Literally before our eyes, the world has changed beyond recognition. A hundred years ago, a person with black skin was perceived more or less organically except in the United States or Brazil; in Europe, his appearance on the street became a small sensation. Now Africans have not just flooded European cities - they have changed the very appearance of these cities. And how do they feel in Europe and other parts of the world? How has the worldview of Africans changed in their countries?
These issues are usually considered in the historical aspect in the collection of articles " Pax Africana. The Continent and the Diaspora in Search of Themselves " (editor-in-chief A. B. Davidson), published by the HSE Publishing House (2009, 440 pages).
I was most interested (due to the proximity of the topic to my personal memories) in the article by S. V. Mazov, Doctor of Historical Sciences, under the long title "To educate" people with progressive views, sincere friends of the Soviet Union". State policy on Africans studying in the USSR, the first half of the 1960s". It mainly deals with the situation that developed in the city created on the personal initiative of N. S. Khrushchev in 1960. People's Friendship University named after P. Lumumba (UDN) (however, in other universities too). Muscovites, who then lived in the neighborhood of the UDN and often met outwardly friendly black young people, had no idea what ideological battles were unfolding within the walls of the university.
Many African students were satisfied with the quality of education and living conditions in Moscow, but some complained about the excessive ideologization of lectures and seminars. S. V. Mazov quotes in abundance the documents of the KGB and the Ministry of Foreign Affairs, which show how difficult it was to solve the problem of indoctrination of African students. "Not all students from Africa during their years of study in the USSR became "people with progressive views" and "sincere friends of the Soviet Union", - the author of the article claims, - many left our country ...anti-communists, with the conviction that racism exists in the first socialist country."
An important topic is the article by Doctors of Historical Sciences A. B. Davidson and I. I. Filatova "Historical layers of Afrocentrism" - a current in world science that claims that the origins of world culture originate on the African continent. This trend was born and developed in the United States, but has its supporters in many other countries. The authors show that anti-Westernism, which is the core of Afrocentrism , is not such an original phenomenon. In particular, Slavophiles and Russian soil scientists came up with similar ideas a century and a half before the American professor Molefi Keta Asante, the main ideologist of Afrocentrism.
One of the largest articles in the collection - 73 pages-is entitled "What color is the "South African miracle"? The National democratic Revolution and national relations in South Africa at the end of the XX - beginning of the XXI century". The "miracle" is an opportunity for a peaceful transition of power to a democratically elected government and the peaceful transformation of South African society, which is legally divided along racial lines, into a single nation. A miracle has not yet occurred, according to the authors of the article A. B. Davidson and I. P. Filatova.

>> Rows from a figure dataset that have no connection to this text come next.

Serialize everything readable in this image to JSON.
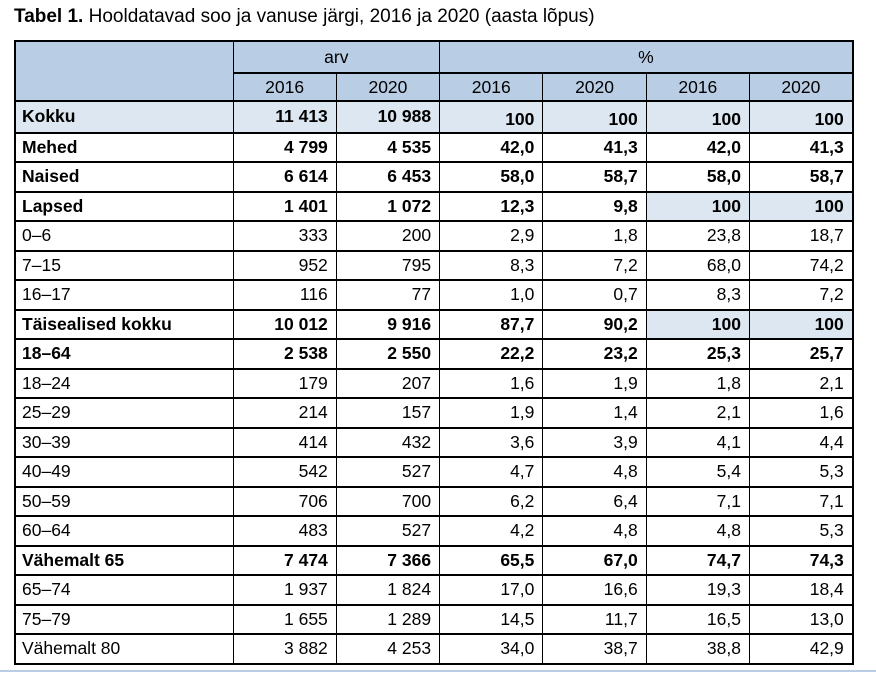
{
  "title": {
    "prefix": "Tabel 1.",
    "rest": " Hooldatavad soo ja vanuse järgi, 2016 ja 2020 (aasta lõpus)"
  },
  "colors": {
    "header_bg": "#b9cde5",
    "highlight_bg": "#dce7f1",
    "border": "#000000",
    "bottom_rule": "#b9cde5"
  },
  "table": {
    "group_headers": [
      {
        "label": "arv",
        "span": 2
      },
      {
        "label": "%",
        "span": 4
      }
    ],
    "year_headers": [
      "2016",
      "2020",
      "2016",
      "2020",
      "2016",
      "2020"
    ],
    "rows": [
      {
        "label": "Kokku",
        "bold": true,
        "shaded_row": true,
        "pct_bottom": true,
        "shaded_cells": [],
        "values": [
          "11 413",
          "10 988",
          "100",
          "100",
          "100",
          "100"
        ]
      },
      {
        "label": "Mehed",
        "bold": true,
        "shaded_row": false,
        "pct_bottom": false,
        "shaded_cells": [],
        "values": [
          "4 799",
          "4 535",
          "42,0",
          "41,3",
          "42,0",
          "41,3"
        ]
      },
      {
        "label": "Naised",
        "bold": true,
        "shaded_row": false,
        "pct_bottom": false,
        "shaded_cells": [],
        "values": [
          "6 614",
          "6 453",
          "58,0",
          "58,7",
          "58,0",
          "58,7"
        ]
      },
      {
        "label": "Lapsed",
        "bold": true,
        "shaded_row": false,
        "pct_bottom": false,
        "shaded_cells": [
          4,
          5
        ],
        "values": [
          "1 401",
          "1 072",
          "12,3",
          "9,8",
          "100",
          "100"
        ]
      },
      {
        "label": "0–6",
        "bold": false,
        "shaded_row": false,
        "pct_bottom": false,
        "shaded_cells": [],
        "values": [
          "333",
          "200",
          "2,9",
          "1,8",
          "23,8",
          "18,7"
        ]
      },
      {
        "label": "7–15",
        "bold": false,
        "shaded_row": false,
        "pct_bottom": false,
        "shaded_cells": [],
        "values": [
          "952",
          "795",
          "8,3",
          "7,2",
          "68,0",
          "74,2"
        ]
      },
      {
        "label": "16–17",
        "bold": false,
        "shaded_row": false,
        "pct_bottom": false,
        "shaded_cells": [],
        "values": [
          "116",
          "77",
          "1,0",
          "0,7",
          "8,3",
          "7,2"
        ]
      },
      {
        "label": "Täisealised kokku",
        "bold": true,
        "shaded_row": false,
        "pct_bottom": false,
        "shaded_cells": [
          4,
          5
        ],
        "values": [
          "10 012",
          "9 916",
          "87,7",
          "90,2",
          "100",
          "100"
        ]
      },
      {
        "label": "18–64",
        "bold": true,
        "shaded_row": false,
        "pct_bottom": false,
        "shaded_cells": [],
        "values": [
          "2 538",
          "2 550",
          "22,2",
          "23,2",
          "25,3",
          "25,7"
        ]
      },
      {
        "label": "18–24",
        "bold": false,
        "shaded_row": false,
        "pct_bottom": false,
        "shaded_cells": [],
        "values": [
          "179",
          "207",
          "1,6",
          "1,9",
          "1,8",
          "2,1"
        ]
      },
      {
        "label": "25–29",
        "bold": false,
        "shaded_row": false,
        "pct_bottom": false,
        "shaded_cells": [],
        "values": [
          "214",
          "157",
          "1,9",
          "1,4",
          "2,1",
          "1,6"
        ]
      },
      {
        "label": "30–39",
        "bold": false,
        "shaded_row": false,
        "pct_bottom": false,
        "shaded_cells": [],
        "values": [
          "414",
          "432",
          "3,6",
          "3,9",
          "4,1",
          "4,4"
        ]
      },
      {
        "label": "40–49",
        "bold": false,
        "shaded_row": false,
        "pct_bottom": false,
        "shaded_cells": [],
        "values": [
          "542",
          "527",
          "4,7",
          "4,8",
          "5,4",
          "5,3"
        ]
      },
      {
        "label": "50–59",
        "bold": false,
        "shaded_row": false,
        "pct_bottom": false,
        "shaded_cells": [],
        "values": [
          "706",
          "700",
          "6,2",
          "6,4",
          "7,1",
          "7,1"
        ]
      },
      {
        "label": "60–64",
        "bold": false,
        "shaded_row": false,
        "pct_bottom": false,
        "shaded_cells": [],
        "values": [
          "483",
          "527",
          "4,2",
          "4,8",
          "4,8",
          "5,3"
        ]
      },
      {
        "label": "Vähemalt 65",
        "bold": true,
        "shaded_row": false,
        "pct_bottom": false,
        "shaded_cells": [],
        "values": [
          "7 474",
          "7 366",
          "65,5",
          "67,0",
          "74,7",
          "74,3"
        ]
      },
      {
        "label": "65–74",
        "bold": false,
        "shaded_row": false,
        "pct_bottom": false,
        "shaded_cells": [],
        "values": [
          "1 937",
          "1 824",
          "17,0",
          "16,6",
          "19,3",
          "18,4"
        ]
      },
      {
        "label": "75–79",
        "bold": false,
        "shaded_row": false,
        "pct_bottom": false,
        "shaded_cells": [],
        "values": [
          "1 655",
          "1 289",
          "14,5",
          "11,7",
          "16,5",
          "13,0"
        ]
      },
      {
        "label": "Vähemalt 80",
        "bold": false,
        "shaded_row": false,
        "pct_bottom": false,
        "shaded_cells": [],
        "values": [
          "3 882",
          "4 253",
          "34,0",
          "38,7",
          "38,8",
          "42,9"
        ]
      }
    ]
  },
  "chart_data": {
    "type": "table",
    "title": "Tabel 1. Hooldatavad soo ja vanuse järgi, 2016 ja 2020 (aasta lõpus)",
    "columns": [
      "",
      "arv 2016",
      "arv 2020",
      "% 2016",
      "% 2020",
      "% 2016",
      "% 2020"
    ],
    "rows": [
      [
        "Kokku",
        "11 413",
        "10 988",
        "100",
        "100",
        "100",
        "100"
      ],
      [
        "Mehed",
        "4 799",
        "4 535",
        "42,0",
        "41,3",
        "42,0",
        "41,3"
      ],
      [
        "Naised",
        "6 614",
        "6 453",
        "58,0",
        "58,7",
        "58,0",
        "58,7"
      ],
      [
        "Lapsed",
        "1 401",
        "1 072",
        "12,3",
        "9,8",
        "100",
        "100"
      ],
      [
        "0–6",
        "333",
        "200",
        "2,9",
        "1,8",
        "23,8",
        "18,7"
      ],
      [
        "7–15",
        "952",
        "795",
        "8,3",
        "7,2",
        "68,0",
        "74,2"
      ],
      [
        "16–17",
        "116",
        "77",
        "1,0",
        "0,7",
        "8,3",
        "7,2"
      ],
      [
        "Täisealised kokku",
        "10 012",
        "9 916",
        "87,7",
        "90,2",
        "100",
        "100"
      ],
      [
        "18–64",
        "2 538",
        "2 550",
        "22,2",
        "23,2",
        "25,3",
        "25,7"
      ],
      [
        "18–24",
        "179",
        "207",
        "1,6",
        "1,9",
        "1,8",
        "2,1"
      ],
      [
        "25–29",
        "214",
        "157",
        "1,9",
        "1,4",
        "2,1",
        "1,6"
      ],
      [
        "30–39",
        "414",
        "432",
        "3,6",
        "3,9",
        "4,1",
        "4,4"
      ],
      [
        "40–49",
        "542",
        "527",
        "4,7",
        "4,8",
        "5,4",
        "5,3"
      ],
      [
        "50–59",
        "706",
        "700",
        "6,2",
        "6,4",
        "7,1",
        "7,1"
      ],
      [
        "60–64",
        "483",
        "527",
        "4,2",
        "4,8",
        "4,8",
        "5,3"
      ],
      [
        "Vähemalt 65",
        "7 474",
        "7 366",
        "65,5",
        "67,0",
        "74,7",
        "74,3"
      ],
      [
        "65–74",
        "1 937",
        "1 824",
        "17,0",
        "16,6",
        "19,3",
        "18,4"
      ],
      [
        "75–79",
        "1 655",
        "1 289",
        "14,5",
        "11,7",
        "16,5",
        "13,0"
      ],
      [
        "Vähemalt 80",
        "3 882",
        "4 253",
        "34,0",
        "38,7",
        "38,8",
        "42,9"
      ]
    ]
  }
}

Several articles deal with the relationship of different ethnic groups in individual African countries. These are the work of Doctor of Historical Sciences G. V. Tsypkin "The racial problem in Ethiopia" and the article of Doctor of Historical Sciences I. V. Krivushin "The Rwandan Genocide: causes, character, significance". The first one is mainly historical in nature; a significant part of it is devoted to the racial oppression of the Ethiopian people by the Italian invaders in the late 1930s. The second one tells about the events of our days, first of all about the genocide of April-June 1994, which claimed about 800 thousand lives. The Rwandan genocide, as the author of the article has shown, was a catalyst for many local social conflicts, which also took an ethnic form.
One of the most fascinating articles to read in the collection is " Meeting Cultures in Tropical Africa in the Colonial Era (towards a problem statement)". Its author, Doctor of Historical Sciences S. Balezin, based on numerous, including rare materials, discovered by him in the archives of France, Germany, Namibia and Tanzania, recreates many episodes of contacts between Europeans and Africans, mainly in the XIX century. The life of Africans during the colonial era was not easy, but it should be recognized that missionaries from Europe laid the foundations for teaching Africans European knowledge in their native languages. In a number of countries, however, already in the XX century, secular educational institutions appeared, providing secondary and even the rudiments of higher education. It is also interesting that there was a certain "interchange" of knowledge - European doctors studied and applied some African medicines.
The problem of relations between Africans and Europeans is also discussed in a short article by L. V. Ivanova, PhD in History, entitled "The Somali Diaspora in Great Britain".
I would not consider the book "Pax Africana" to be a purely scientific publication, as the publisher positions it. The excellent literary language makes this work into a category of popular science literature, which, against the background of the dominance of detective stories and the so-called "mysticism", is now so much needed by the thinking and educated Russian reader.